Tarihi Eserler Yer Darlığından Müzelerde Sergilenemiyor
Doğu ve Güneydoğu, tur şirketlerinin gözdesi oldu ancak müzelerdeki mekan darlığı yüzünden insanlık tarihinin en eski yerleşim yeri olan bölgede yapılan arkeolojik kazılarda elde edilen mimari eserler sergilenemiyor. Personel yetersizliğinden buraların hafta sonları kapalı olması turizmcileri düşündürüyor. Dünyada en fazla arkeolojik kazının yapıldığı yerlerin başında gelen Şanlıurfa’da bulunan insanlık tarihinin en eski mimari eserlerinin ise mevcut müzenin yer darlığından dolayı depolarında gün ışığına çıkartılamıyor.
Şanlıurfa’nın en fazla ziyaretçi akınına uğradığı yaz aylarında ve hafta sonlarında müze kapalı olmasına rağmen yıl içinde müzeyi 2 bini yabancı olmak üzere toplam 8 bin kişi gezmiş. Türkiye’nin önemli müzelerinden biri olan Şanlıurfa Müzesi’nde 1 müdür, 4 bekçi, bir kaloriferci bulunuyor. Müzede uzman personel bulunmadığı için Kültür ve Turizm Bakanlığı ve Müzeler Genel Müdürlüğü’nün imzası ile pazar günleri kapalı tutulması uygun görülmüş. Turist grup rehberi Uğur Ayyıldız, müzenin hafta sonu kapalı tutulmasını utanç verici olarak değerlendiriyor. 45 yıldan buyana çeşitli turlar düzenleyip rehberlik yaptığının altını çizen Ayyıldız böyle bir yasakla ilk defa Şanlıurfa müzesinde karşılaştığını söylüyor. Bölgeye gelen turistler müzenin hafta sonu kapalı olmasından ve insanlığın en eski mimari eserlerini sergilenmemesinden dolayı bu varlıkları göremeden geri dönüyor.
GAP Turizmi Geliştirme Derneği Başkanı Ömer Necdet Güven, tanıtım eksikliğine rağmen bölgenin turist çektiğini vurguladı. Turist Rehberleri Birliği’nin (TUREB) verilerine göre yerli-yabancı her 17 turistten birinin Doğu ve Güneydoğu Anadolu’yu gezdiğini hatırlatan Güven, her bölgeye gelen yabancı turist sayısının yaklaşık 50 bin olduğunu söyledi.
Harran Üniversitesi Fen Edebiyat Fakültesi Sanat Tarihi Bölümü Öğretim Üyesi Yrd. Doç. Dr.
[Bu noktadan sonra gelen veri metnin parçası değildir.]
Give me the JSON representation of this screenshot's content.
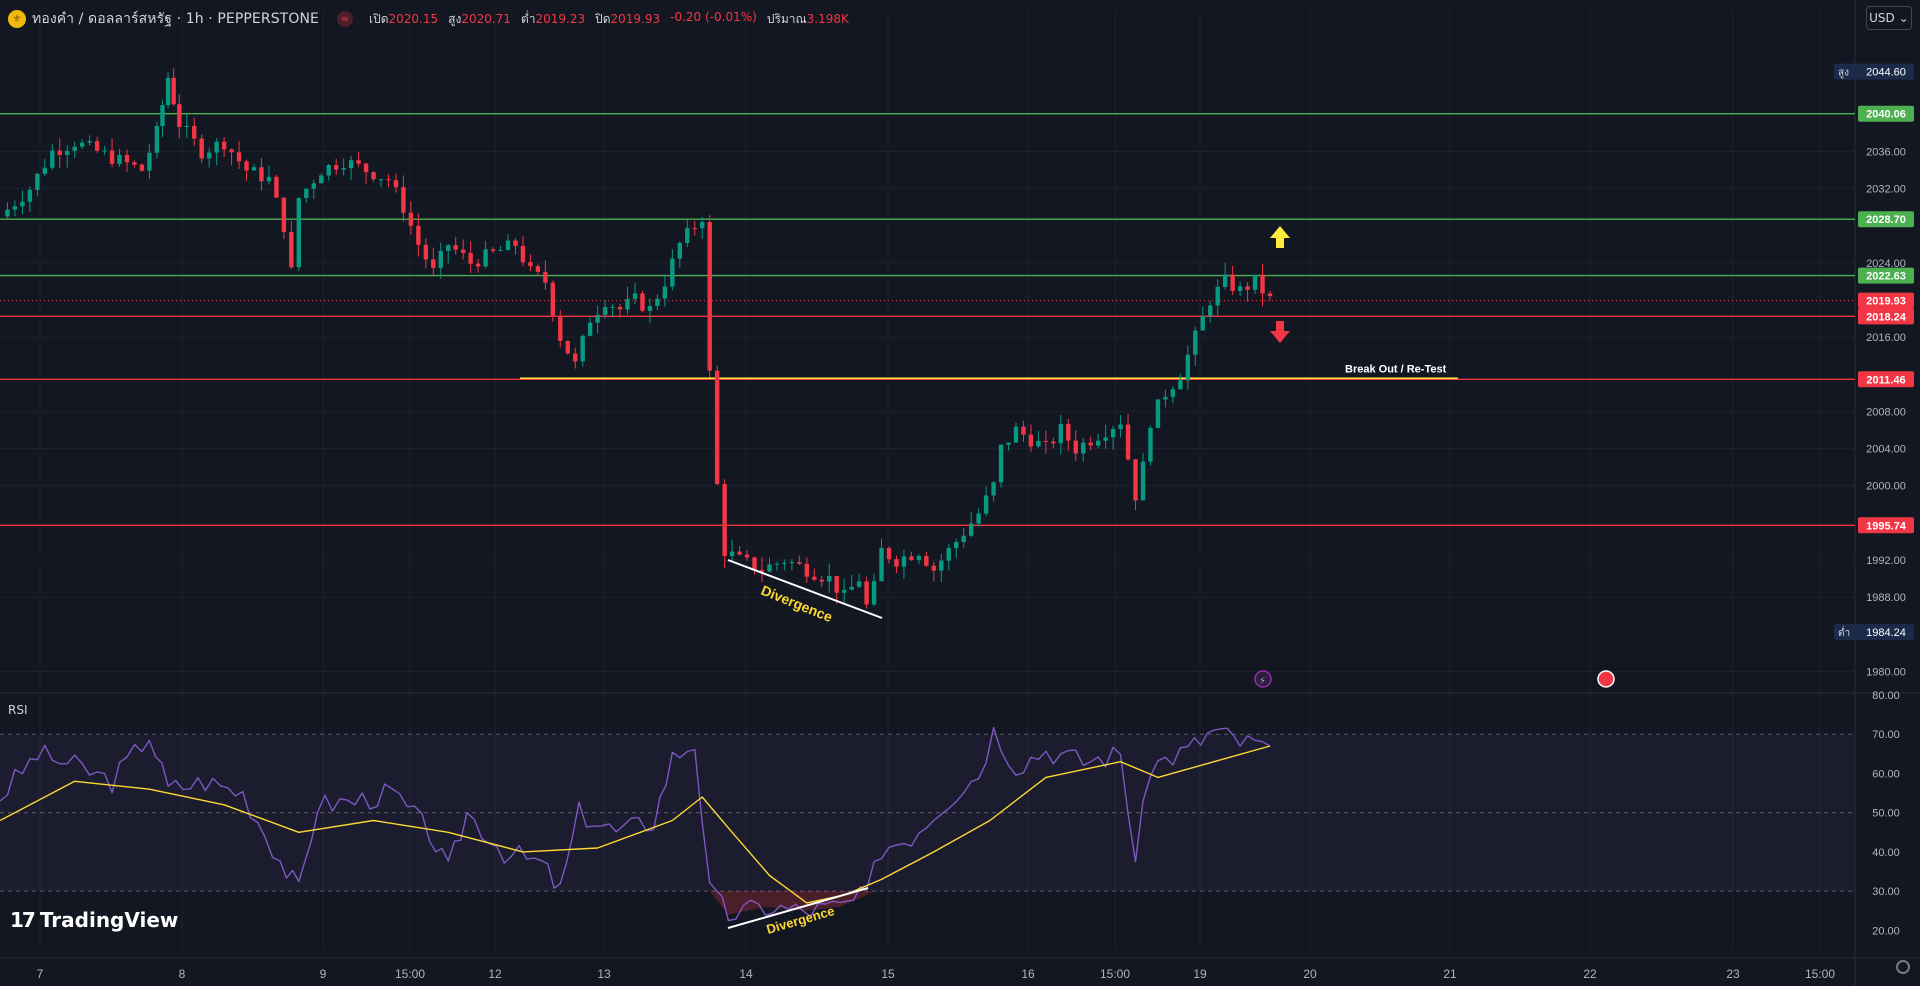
{
  "header": {
    "symbol_title": "ทองคำ / ดอลลาร์สหรัฐ · 1h · PEPPERSTONE",
    "ohlc": [
      {
        "label": "เปิด",
        "value": "2020.15"
      },
      {
        "label": "สูง",
        "value": "2020.71"
      },
      {
        "label": "ต่ำ",
        "value": "2019.23"
      },
      {
        "label": "ปิด",
        "value": "2019.93"
      },
      {
        "label": "",
        "value": "-0.20 (-0.01%)"
      },
      {
        "label": "ปริมาณ",
        "value": "3.198K"
      }
    ],
    "currency": "USD",
    "symbol_icon": "gold-coin-icon",
    "status_icon": "market-closed-icon"
  },
  "rsi_label": "RSI",
  "brand": "TradingView",
  "annotations": {
    "breakout": "Break Out / Re-Test",
    "divergence_price": "Divergence",
    "divergence_rsi": "Divergence"
  },
  "colors": {
    "background": "#131722",
    "up": "#089981",
    "down": "#f23645",
    "support_line": "#4caf50",
    "resistance_line": "#f23645",
    "trend_line": "#ffeb3b",
    "rsi_line": "#7e57c2",
    "rsi_ma": "#fdd835"
  },
  "chart_data": [
    {
      "type": "candlestick",
      "title": "",
      "x_ticks": [
        "7",
        "8",
        "9",
        "15:00",
        "12",
        "13",
        "14",
        "15",
        "16",
        "15:00",
        "19",
        "20",
        "21",
        "22",
        "23",
        "15:00"
      ],
      "y_ticks": [
        "2044.60",
        "2040.06",
        "2036.00",
        "2032.00",
        "2028.70",
        "2024.00",
        "2022.63",
        "2019.93",
        "2018.24",
        "2016.00",
        "2011.46",
        "2008.00",
        "2004.00",
        "2000.00",
        "1995.74",
        "1992.00",
        "1988.00",
        "1984.24",
        "1980.00"
      ],
      "ylim": [
        1978,
        2048
      ],
      "high_label": "สูง",
      "high_value": "2044.60",
      "low_label": "ต่ำ",
      "low_value": "1984.24",
      "levels": [
        {
          "value": 2040.06,
          "label": "2040.06",
          "kind": "support"
        },
        {
          "value": 2028.7,
          "label": "2028.70",
          "kind": "support"
        },
        {
          "value": 2022.63,
          "label": "2022.63",
          "kind": "support"
        },
        {
          "value": 2018.24,
          "label": "2018.24",
          "kind": "resistance"
        },
        {
          "value": 2011.46,
          "label": "2011.46",
          "kind": "resistance"
        },
        {
          "value": 1995.74,
          "label": "1995.74",
          "kind": "resistance"
        }
      ],
      "last_price": {
        "value": 2019.93,
        "label": "2019.93"
      },
      "price_path": [
        [
          0,
          2029
        ],
        [
          8,
          2032
        ],
        [
          14,
          2036
        ],
        [
          20,
          2037
        ],
        [
          26,
          2036
        ],
        [
          32,
          2035
        ],
        [
          38,
          2034
        ],
        [
          42,
          2038
        ],
        [
          45,
          2044
        ],
        [
          48,
          2039
        ],
        [
          54,
          2036
        ],
        [
          60,
          2037
        ],
        [
          66,
          2034
        ],
        [
          72,
          2033
        ],
        [
          76,
          2028
        ],
        [
          78,
          2023
        ],
        [
          80,
          2031
        ],
        [
          86,
          2034
        ],
        [
          92,
          2035
        ],
        [
          98,
          2034
        ],
        [
          104,
          2033
        ],
        [
          108,
          2030
        ],
        [
          112,
          2026
        ],
        [
          116,
          2023
        ],
        [
          120,
          2026
        ],
        [
          126,
          2024
        ],
        [
          132,
          2025
        ],
        [
          138,
          2026
        ],
        [
          142,
          2023
        ],
        [
          146,
          2022
        ],
        [
          150,
          2016
        ],
        [
          154,
          2013
        ],
        [
          158,
          2018
        ],
        [
          162,
          2020
        ],
        [
          166,
          2019
        ],
        [
          170,
          2020
        ],
        [
          174,
          2019
        ],
        [
          178,
          2022
        ],
        [
          182,
          2026
        ],
        [
          186,
          2028
        ],
        [
          188,
          2029
        ],
        [
          190,
          2012
        ],
        [
          192,
          2000
        ],
        [
          194,
          1993
        ],
        [
          198,
          1992
        ],
        [
          204,
          1991
        ],
        [
          210,
          1992
        ],
        [
          216,
          1991
        ],
        [
          222,
          1990
        ],
        [
          226,
          1988
        ],
        [
          230,
          1990
        ],
        [
          232,
          1987
        ],
        [
          234,
          1989
        ],
        [
          236,
          1993
        ],
        [
          240,
          1992
        ],
        [
          246,
          1993
        ],
        [
          250,
          1991
        ],
        [
          254,
          1993
        ],
        [
          258,
          1995
        ],
        [
          262,
          1997
        ],
        [
          266,
          2000
        ],
        [
          268,
          2004
        ],
        [
          272,
          2006
        ],
        [
          276,
          2005
        ],
        [
          280,
          2004
        ],
        [
          284,
          2006
        ],
        [
          288,
          2004
        ],
        [
          292,
          2005
        ],
        [
          296,
          2006
        ],
        [
          300,
          2007
        ],
        [
          304,
          1999
        ],
        [
          306,
          2002
        ],
        [
          308,
          2007
        ],
        [
          312,
          2010
        ],
        [
          316,
          2012
        ],
        [
          320,
          2016
        ],
        [
          324,
          2020
        ],
        [
          328,
          2022
        ],
        [
          332,
          2021
        ],
        [
          336,
          2022
        ],
        [
          340,
          2020
        ]
      ]
    },
    {
      "type": "line",
      "title": "RSI",
      "ylim": [
        15,
        80
      ],
      "y_ticks": [
        "80.00",
        "70.00",
        "60.00",
        "50.00",
        "40.00",
        "30.00",
        "20.00"
      ],
      "bands": [
        70,
        50,
        30
      ],
      "series": [
        {
          "values": [
            [
              0,
              54
            ],
            [
              10,
              65
            ],
            [
              20,
              62
            ],
            [
              30,
              58
            ],
            [
              40,
              70
            ],
            [
              45,
              56
            ],
            [
              55,
              58
            ],
            [
              65,
              55
            ],
            [
              75,
              38
            ],
            [
              80,
              30
            ],
            [
              85,
              52
            ],
            [
              95,
              53
            ],
            [
              105,
              55
            ],
            [
              115,
              45
            ],
            [
              120,
              35
            ],
            [
              125,
              50
            ],
            [
              135,
              40
            ],
            [
              145,
              37
            ],
            [
              150,
              30
            ],
            [
              155,
              50
            ],
            [
              165,
              45
            ],
            [
              175,
              48
            ],
            [
              180,
              64
            ],
            [
              186,
              68
            ],
            [
              190,
              30
            ],
            [
              195,
              24
            ],
            [
              205,
              26
            ],
            [
              215,
              25
            ],
            [
              225,
              26
            ],
            [
              232,
              29
            ],
            [
              236,
              41
            ],
            [
              244,
              44
            ],
            [
              252,
              52
            ],
            [
              262,
              60
            ],
            [
              266,
              71
            ],
            [
              272,
              62
            ],
            [
              280,
              66
            ],
            [
              290,
              63
            ],
            [
              300,
              65
            ],
            [
              304,
              38
            ],
            [
              308,
              62
            ],
            [
              318,
              66
            ],
            [
              325,
              71
            ],
            [
              332,
              68
            ],
            [
              340,
              67
            ]
          ]
        },
        {
          "values": [
            [
              0,
              48
            ],
            [
              20,
              58
            ],
            [
              40,
              56
            ],
            [
              60,
              52
            ],
            [
              80,
              45
            ],
            [
              100,
              48
            ],
            [
              120,
              45
            ],
            [
              140,
              40
            ],
            [
              160,
              41
            ],
            [
              180,
              48
            ],
            [
              188,
              54
            ],
            [
              196,
              45
            ],
            [
              206,
              34
            ],
            [
              216,
              27
            ],
            [
              226,
              29
            ],
            [
              236,
              33
            ],
            [
              250,
              40
            ],
            [
              265,
              48
            ],
            [
              280,
              59
            ],
            [
              300,
              63
            ],
            [
              310,
              59
            ],
            [
              325,
              63
            ],
            [
              340,
              67
            ]
          ]
        }
      ]
    }
  ]
}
Cihat Kürkçüoğlu ise, 1979 yılında başlatılan Atatürk Barajı kazıları ile 1983 yılından bu yana devam eden Harran kazılarının yanı sıra bölgede tarihi öneme sahip Gürcütepe, Kazene, Şaşkan ve Göbeklitepe gibi toplam 35 arkeolojik kazı çalışması yürütüldüğünü hatırlattı.
Kürkçüoğlu, bu kazılardan elde edilen ve paleolitik çağdan günümüze kadar tüm Ön Asya ve Ortadoğu’nun tarihine ışık tutan 80 bin civarında eserin bir kısmının Şanlıurfa Müzesi’nde bulunduğunu dile getirdi. Eserlerin önemli bir kısmının ise yer darlığı nedeniyle müzenin depolarında muhafaza edildiğini belirten Kürkçüoğlu, dünyada en fazla arkeolojik kazının yapıldığı’ kentlerden biri olan Şanlıurfa’da yeni bir müzeye ihtiyaç olduğunu söyledi. Bölgenin öneminin arkeologlar tarafından anlaşılmaya başlandığına işaret eden Kürkçüoğlu, yapılacak yeni bir müze ile Şanlıurfa Müzesinin depolarında muhafaza edilen tarihi eserlerin sergilenebileceği ifade etti.